Les migrants s’accrochent à leurs rêves face à un avenir incertain
25 juillet 2016
Daouda parle lentement et de manière hésitante, les yeux baissés. Son histoire est confuse et déroutante, mais n’en est pas moins déchirante. Originaire de Guinée, il a traversé plusieurs pays africains avant d’atteindre la Libye.
« Les Arabes nous ont jeté à la mer », se souvient-il, racontant comment les passeurs leur ont fait entreprendre un voyage périlleux pour traverser la Méditerranée dans un canot pneumatique. « L’eau a commencé à entrer et m’arrivait au niveau des chevilles, mais je me suis efforcé de rester calme, car je savais que les autres allaient paniquer. J’ai écopé l’eau avec mon t-shirt. »
L’embarcation dans laquelle se trouvait Daouda a finalement été sauvée par les garde-côtes italiens. Cela faisait cinq jours qu’il était dans un centre d’enregistrement pour migrants sur l’île italienne de Lampedusa lorsque l’équipe de surveillance du Haut-Commissariat des Nations Unies aux droits de l’homme s’est entretenue avec lui.
Le « hotspot » de Lampedusa, comme on l’appelle, est l’un des quatre lieux situés au sud de l’Italie où les migrants sauvés en mer sont enregistrés et font l’objet d’un contrôle dans le cadre de l’évaluation devant déterminer leur sort.
« J’ai demandé l’asile », indique Daouda, qui a 17 ans et ne pourra être expulsé d’Italie parce qu’il est mineur. Daouda a peut-être compris les options qui s’offrent à lui, mais nombre de migrants ignorent tout du processus lorsqu’ils arrivent.

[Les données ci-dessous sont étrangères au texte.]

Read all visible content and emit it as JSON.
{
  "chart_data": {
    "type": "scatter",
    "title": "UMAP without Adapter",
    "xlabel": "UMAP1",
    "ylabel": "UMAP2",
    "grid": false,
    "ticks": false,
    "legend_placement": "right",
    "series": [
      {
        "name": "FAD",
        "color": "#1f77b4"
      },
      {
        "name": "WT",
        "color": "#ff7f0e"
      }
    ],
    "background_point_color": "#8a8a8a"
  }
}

L’équipe du Haut-Commissariat des Nations Unies aux droits de l’homme a visité le centre de Lampedusa et d’autres centres et s’est entretenue avec plusieurs migrants adultes qui ignoraient l’importance de l’entretien initial à l’arrivée au hotspot. L’entretien n’est pas définitif, mais il constitue bel et bien le début d’un processus destiné à déterminer si une personne sera autorisée à rester en Italie, si elle sera réinstallée dans un autre État de l’UE ou si elle risque d’être expulsée dans son pays d’origine.
« Il y a un manque criant d’information », a affirmé Pia Oberoi, conseillère pour la migration et les droits de l’homme au Haut-Commissariat des Nations Unies aux droits de l’homme. « Et cela vaut non seulement lorsqu’ils sortent de l’embarcation, mais aussi dans les centres. Vous avez des enfants qui sont là depuis des mois, vous avez des adultes en situation de vulnérabilité qui n’ont aucune idée de ce qu’il va advenir d’eux. »
Malgré les efforts de plusieurs organisations et ONG internationales intervenant dans les hotspots, les gens ne sont pas toujours informés de leurs droits et il n’y a pas toujours d’interprètes disponibles, alors que leur présence est essentielle du fait que certains migrants ne savent ni lire ni écrire.
Les autorités italiennes pointent les difficultés auxquelles elles font face pour recevoir les migrants. Plus de 150 000 personnes sont arrivées en Italie en 2015 ; et 80 000 depuis le début de l’année 2016. Les pouvoirs publics italiens collaborent avec des partenaires internationaux dans l’objectif d’améliorer les informations communiquées aux migrants. Le Ministère de l’Intérieur italien a collaboré, par exemple, avec le Haut-Commissariat des Nations Unies pour les Réfugiés pour produire des brochures destinées aux enfants non accompagnés.
« C’est une bonne mesure, qui aidera, du moins nous l’espérons, à faire en sorte que les droits fondamentaux des mineurs non accompagnés soient protégés », a déclaré Imma Guerras-Delgado, conseillère pour les droits des enfants au Haut-Commissariat des Nations Unies aux droits de l’homme.
Selon l’équipe du Haut-Commissariat des Nations Unies aux droits de l’homme, une participation plus active des organisations et des ONG internationales pourrait contribuer à améliorer la façon dont les informations sont transmises aux migrants à l’arrivée. Un soutien plus important pourrait aussi être apporté pour repérer les personnes particulièrement vulnérables, comme les victimes de torture ou de la traite.
Daouda ignore combien de temps il va passer dans le hotspot. Les adultes sont généralement transférés dans les jours qui suivent leur arrivée, mais trouver des places pour les mineurs est bien plus difficile pour les autorités italiennes.
Plongé dans l’incertitude, il s’accroche au rêve qui l’a porté pendant son périple. « Je demande à Dieu de m’aider à aller à l’école. Je veux faire des études », affirme-t-il.
C’est article est le deuxième d’une série en quatre parties sur la mission effectuée en Italie par le Haut-Commissariat des Nations Unies aux droits de l’homme, du 27 juin au 1er juillet.